As far as explanations go, StackOverflow folks seem to get a kick out of my telephone book example. You might also like Big O For Eight Year Olds.
One point of confusion is why something that you might think is O(2n), something that performs two operations for each item in a list, and something else you might think would be O(n) are actually both considered O(n)
The reason for this is that when you start working with huge data sets, the difference between O(2n) and O(n) is not really a huge difference when you consider how that compares to O(n^2) or O(log N). Consider if you had 3 different search algorithms that search a dataset. The dataset contains a million items. The number of operations each algorithm would take:
O(2n) = 2,000,000
O(n) = 1,000,000
O(n^2) = 1,000,000,000,000
The O(2n) is only 2 times as slow as O(n), but O(n^2) is a million times as slow. That's an incredibly massive difference! So Big O notation is really dealing with how an algorithm "scales", or in other words, how well it performs when you consider larger and larger data sets.
A O(n^2) algorithm will perform well for very tiny data sets, but with larger datasets its performance degrades rapidly. O(2n) and O(n) would degrade evenly and gradually, which is closer to what a user would expect if they were working with more data.

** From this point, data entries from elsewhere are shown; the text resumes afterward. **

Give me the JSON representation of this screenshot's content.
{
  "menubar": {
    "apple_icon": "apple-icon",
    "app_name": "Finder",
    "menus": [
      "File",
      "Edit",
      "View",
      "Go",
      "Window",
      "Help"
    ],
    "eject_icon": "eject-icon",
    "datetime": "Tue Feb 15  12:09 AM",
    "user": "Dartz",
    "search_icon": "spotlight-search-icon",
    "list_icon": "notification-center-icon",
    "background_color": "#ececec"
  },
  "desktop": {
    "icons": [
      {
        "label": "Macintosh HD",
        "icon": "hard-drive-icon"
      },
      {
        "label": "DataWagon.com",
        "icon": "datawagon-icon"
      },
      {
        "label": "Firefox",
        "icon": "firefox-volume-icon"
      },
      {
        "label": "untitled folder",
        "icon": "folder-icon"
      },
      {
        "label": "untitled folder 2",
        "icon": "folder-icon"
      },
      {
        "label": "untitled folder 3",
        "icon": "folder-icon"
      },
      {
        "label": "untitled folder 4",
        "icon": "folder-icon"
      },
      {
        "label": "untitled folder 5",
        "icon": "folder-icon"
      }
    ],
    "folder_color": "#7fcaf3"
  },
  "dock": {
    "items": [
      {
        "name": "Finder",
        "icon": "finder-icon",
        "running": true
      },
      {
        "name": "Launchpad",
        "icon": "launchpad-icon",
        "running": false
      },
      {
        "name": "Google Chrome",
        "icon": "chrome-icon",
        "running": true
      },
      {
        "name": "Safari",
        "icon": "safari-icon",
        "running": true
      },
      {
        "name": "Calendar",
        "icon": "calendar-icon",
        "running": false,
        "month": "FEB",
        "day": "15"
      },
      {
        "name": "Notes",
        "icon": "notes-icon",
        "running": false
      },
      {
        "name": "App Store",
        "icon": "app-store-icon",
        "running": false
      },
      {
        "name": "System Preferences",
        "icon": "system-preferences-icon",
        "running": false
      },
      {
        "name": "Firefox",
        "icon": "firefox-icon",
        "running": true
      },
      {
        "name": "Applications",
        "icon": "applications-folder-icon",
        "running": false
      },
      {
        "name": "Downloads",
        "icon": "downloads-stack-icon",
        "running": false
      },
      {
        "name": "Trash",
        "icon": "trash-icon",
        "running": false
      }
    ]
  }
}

For this reason, people don't talk about O(2n), they just talk about O(n) since both would represent linear time(linear in that the number of operations increases evenly and gradually as you add data).
It can be frustrating at first to think that someone's algorithm that performs twice as slow would still be considered O(n), but big O notation is not a measure of relative speed. Big O notation is a measure of how an algorithm scales in respect to the amount of data it is processing.